We have tried numerous tools for managing tasks, productivity and all those lovely things people keep building apps for. What we’ve found works the best(for us) is keeping it simple and using less apps instead of more.

Due to the nature of our work, software development, we have one requirement which other businesses do not have and that is source version control.

We use BitBucket and GitHub for this. We leverage the built in issue tracking functions to manage our task lists, contextually for each client and project. Any questions or comments relating to a task are logged on the task. This way we only ever have one version of the truth. Everyone can see what is being discussed and contribute in the open. Depending on our clients needs and the duration of the project we also add them to the repository and engage with them directly within the issue tracker.

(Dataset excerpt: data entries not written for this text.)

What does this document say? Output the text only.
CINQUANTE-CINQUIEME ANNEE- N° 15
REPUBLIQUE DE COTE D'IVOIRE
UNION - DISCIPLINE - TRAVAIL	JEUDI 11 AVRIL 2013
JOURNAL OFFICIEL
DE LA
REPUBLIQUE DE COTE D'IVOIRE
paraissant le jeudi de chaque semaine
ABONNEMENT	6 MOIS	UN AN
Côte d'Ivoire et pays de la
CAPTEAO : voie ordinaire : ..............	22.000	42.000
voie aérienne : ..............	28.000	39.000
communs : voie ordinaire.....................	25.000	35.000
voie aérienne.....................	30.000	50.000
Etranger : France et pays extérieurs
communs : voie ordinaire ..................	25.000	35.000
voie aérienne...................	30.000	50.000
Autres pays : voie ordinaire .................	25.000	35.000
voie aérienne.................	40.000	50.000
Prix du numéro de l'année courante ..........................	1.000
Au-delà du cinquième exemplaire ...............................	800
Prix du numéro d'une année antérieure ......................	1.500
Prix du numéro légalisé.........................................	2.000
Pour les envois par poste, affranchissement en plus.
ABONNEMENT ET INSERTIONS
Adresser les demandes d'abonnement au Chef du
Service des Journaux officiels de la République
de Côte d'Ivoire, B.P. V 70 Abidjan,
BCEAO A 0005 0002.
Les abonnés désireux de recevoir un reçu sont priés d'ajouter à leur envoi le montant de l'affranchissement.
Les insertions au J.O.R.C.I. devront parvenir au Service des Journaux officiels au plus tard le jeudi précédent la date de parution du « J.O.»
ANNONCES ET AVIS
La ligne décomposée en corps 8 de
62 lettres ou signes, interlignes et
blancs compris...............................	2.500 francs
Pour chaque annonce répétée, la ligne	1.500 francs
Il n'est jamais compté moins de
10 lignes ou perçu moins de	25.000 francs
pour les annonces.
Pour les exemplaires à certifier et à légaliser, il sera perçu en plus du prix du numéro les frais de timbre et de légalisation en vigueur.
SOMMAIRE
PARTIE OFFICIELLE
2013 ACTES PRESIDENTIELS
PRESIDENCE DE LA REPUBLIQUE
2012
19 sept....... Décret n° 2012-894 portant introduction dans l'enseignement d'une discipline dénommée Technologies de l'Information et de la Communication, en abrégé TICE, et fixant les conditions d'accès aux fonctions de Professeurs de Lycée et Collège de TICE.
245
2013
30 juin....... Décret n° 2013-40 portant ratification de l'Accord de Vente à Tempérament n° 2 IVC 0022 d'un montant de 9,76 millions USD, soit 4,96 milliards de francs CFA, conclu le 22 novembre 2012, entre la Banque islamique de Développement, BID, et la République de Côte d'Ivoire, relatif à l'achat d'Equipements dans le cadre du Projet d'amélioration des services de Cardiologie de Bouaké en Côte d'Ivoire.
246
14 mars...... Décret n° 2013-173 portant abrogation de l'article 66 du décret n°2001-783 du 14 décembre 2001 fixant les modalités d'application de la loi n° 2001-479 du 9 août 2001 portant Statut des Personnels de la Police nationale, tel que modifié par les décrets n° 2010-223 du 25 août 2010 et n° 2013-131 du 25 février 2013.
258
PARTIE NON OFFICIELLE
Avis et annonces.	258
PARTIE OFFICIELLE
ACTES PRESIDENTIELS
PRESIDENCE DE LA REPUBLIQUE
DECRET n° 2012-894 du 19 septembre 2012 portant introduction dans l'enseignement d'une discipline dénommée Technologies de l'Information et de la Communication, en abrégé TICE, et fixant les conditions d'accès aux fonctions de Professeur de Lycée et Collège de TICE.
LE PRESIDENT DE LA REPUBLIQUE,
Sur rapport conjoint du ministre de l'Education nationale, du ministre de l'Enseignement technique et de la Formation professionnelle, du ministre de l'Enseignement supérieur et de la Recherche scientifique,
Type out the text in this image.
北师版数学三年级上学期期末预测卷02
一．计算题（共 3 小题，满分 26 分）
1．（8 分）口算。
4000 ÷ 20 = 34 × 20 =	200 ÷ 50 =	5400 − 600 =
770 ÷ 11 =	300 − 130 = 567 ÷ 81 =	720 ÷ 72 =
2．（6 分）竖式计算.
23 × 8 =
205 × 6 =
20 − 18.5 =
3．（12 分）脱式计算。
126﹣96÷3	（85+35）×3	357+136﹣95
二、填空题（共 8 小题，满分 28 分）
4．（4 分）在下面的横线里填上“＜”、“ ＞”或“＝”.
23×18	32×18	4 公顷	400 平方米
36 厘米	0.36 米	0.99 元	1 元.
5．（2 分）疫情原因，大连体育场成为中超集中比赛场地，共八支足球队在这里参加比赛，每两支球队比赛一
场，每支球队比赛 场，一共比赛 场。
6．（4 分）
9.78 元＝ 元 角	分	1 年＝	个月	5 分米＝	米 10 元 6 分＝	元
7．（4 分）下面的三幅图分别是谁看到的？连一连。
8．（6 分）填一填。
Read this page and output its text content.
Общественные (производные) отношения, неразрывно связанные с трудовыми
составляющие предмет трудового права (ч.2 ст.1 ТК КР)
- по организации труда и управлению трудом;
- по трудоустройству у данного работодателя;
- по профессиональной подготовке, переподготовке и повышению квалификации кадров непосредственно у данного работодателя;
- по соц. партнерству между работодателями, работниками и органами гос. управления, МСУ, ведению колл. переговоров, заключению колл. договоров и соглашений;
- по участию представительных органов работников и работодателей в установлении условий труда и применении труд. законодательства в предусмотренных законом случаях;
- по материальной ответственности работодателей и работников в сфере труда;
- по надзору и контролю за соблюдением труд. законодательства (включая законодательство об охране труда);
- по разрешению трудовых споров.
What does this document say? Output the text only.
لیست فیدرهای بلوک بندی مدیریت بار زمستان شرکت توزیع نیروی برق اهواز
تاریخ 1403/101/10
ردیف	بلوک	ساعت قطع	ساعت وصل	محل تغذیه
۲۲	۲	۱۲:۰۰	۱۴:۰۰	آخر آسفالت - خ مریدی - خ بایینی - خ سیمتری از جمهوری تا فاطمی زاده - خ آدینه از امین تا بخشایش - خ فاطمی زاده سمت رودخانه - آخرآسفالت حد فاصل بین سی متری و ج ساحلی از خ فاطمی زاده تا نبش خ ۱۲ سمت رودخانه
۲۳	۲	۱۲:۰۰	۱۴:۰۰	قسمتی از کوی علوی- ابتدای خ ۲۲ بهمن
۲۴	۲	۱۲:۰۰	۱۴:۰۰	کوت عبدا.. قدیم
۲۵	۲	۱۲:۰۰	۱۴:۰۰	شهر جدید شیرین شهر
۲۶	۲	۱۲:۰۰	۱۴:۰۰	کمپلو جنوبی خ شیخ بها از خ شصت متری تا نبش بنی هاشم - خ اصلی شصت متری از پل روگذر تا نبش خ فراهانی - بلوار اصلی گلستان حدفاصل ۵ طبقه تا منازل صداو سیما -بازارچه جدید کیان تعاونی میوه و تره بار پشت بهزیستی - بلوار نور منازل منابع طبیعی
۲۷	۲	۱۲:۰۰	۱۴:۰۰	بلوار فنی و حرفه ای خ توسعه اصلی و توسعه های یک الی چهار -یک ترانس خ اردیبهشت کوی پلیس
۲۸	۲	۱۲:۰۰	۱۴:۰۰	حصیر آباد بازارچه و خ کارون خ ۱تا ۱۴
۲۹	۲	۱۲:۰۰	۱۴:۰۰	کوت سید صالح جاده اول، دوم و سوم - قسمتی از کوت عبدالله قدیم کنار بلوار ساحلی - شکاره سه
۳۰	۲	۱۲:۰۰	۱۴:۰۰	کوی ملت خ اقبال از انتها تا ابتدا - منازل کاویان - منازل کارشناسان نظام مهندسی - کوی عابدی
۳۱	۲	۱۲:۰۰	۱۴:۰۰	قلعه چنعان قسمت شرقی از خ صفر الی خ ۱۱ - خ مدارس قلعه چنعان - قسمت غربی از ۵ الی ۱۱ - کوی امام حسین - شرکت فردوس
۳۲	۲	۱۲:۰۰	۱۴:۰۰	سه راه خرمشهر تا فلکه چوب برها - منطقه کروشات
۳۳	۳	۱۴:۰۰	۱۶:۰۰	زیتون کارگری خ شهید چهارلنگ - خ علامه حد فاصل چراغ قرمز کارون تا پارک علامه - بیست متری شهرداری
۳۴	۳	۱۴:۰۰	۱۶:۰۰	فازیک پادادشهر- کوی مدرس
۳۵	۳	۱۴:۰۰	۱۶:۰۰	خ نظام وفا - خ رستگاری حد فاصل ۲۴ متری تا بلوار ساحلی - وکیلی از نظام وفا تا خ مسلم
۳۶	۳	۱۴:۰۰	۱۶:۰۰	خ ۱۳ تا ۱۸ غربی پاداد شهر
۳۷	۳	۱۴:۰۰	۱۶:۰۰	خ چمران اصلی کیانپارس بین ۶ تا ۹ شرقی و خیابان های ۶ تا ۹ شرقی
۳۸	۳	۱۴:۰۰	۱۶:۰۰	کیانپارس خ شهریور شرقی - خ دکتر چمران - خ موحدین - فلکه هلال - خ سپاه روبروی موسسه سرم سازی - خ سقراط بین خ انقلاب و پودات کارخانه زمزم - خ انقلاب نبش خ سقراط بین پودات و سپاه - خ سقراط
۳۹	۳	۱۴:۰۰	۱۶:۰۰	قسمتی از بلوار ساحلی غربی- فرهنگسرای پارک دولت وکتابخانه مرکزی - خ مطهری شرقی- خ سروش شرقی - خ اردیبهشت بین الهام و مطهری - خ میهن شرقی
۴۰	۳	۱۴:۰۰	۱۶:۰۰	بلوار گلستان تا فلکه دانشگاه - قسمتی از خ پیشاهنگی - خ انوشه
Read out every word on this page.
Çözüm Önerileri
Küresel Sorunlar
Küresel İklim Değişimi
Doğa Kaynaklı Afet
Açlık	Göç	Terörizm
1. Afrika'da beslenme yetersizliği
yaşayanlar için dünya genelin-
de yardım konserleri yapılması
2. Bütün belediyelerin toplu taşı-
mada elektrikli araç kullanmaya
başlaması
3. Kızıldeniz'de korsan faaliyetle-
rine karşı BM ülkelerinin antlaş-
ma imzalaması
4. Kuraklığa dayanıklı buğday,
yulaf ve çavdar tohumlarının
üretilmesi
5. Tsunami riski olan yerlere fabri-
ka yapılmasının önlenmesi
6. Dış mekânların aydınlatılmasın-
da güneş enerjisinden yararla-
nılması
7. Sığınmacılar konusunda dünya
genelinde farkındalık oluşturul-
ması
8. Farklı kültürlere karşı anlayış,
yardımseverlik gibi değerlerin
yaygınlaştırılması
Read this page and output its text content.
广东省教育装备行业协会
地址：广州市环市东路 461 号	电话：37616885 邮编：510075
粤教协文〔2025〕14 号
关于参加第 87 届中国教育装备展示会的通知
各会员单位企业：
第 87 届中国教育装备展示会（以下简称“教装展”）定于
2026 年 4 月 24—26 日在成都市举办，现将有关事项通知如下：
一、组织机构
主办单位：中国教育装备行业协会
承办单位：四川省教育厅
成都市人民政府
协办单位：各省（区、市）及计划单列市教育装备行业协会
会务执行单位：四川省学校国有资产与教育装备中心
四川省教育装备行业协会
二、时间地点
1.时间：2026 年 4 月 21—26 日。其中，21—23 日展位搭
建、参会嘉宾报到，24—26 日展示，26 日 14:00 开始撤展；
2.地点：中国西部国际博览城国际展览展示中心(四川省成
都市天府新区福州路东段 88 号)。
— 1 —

The resulting impact for us is that, all communication relating to specific tasks is in black and white, logged with the task, so if we hire new team members or need to work with external resources, it’s very easy for us to bring someone up to speed. It’s also super easy to go back to a bug report or feature request from a year back and see what was implemented and why.

There are some clear advantages of Slack, especially for businesses that don’t run Google Apps or other toolsets with integrated IM. Another great advantage over Skype is that Slack does not require you to download and install an app to use it on your laptop or desktop, you can just log in. This suits me much better. Another reason, why I like hangouts inside of Gmail.

I see WordPress have recently switched to Slack, I think this is great. I have recommended the Ghost dev team move public discussion to Slack as well. I think Slack has a great UI and overall I like what they have done with the product.

Our team is distributed with two in one office, two in another and two working remotely from home, without group chats or one on one IM discussions our business would not be able to cope.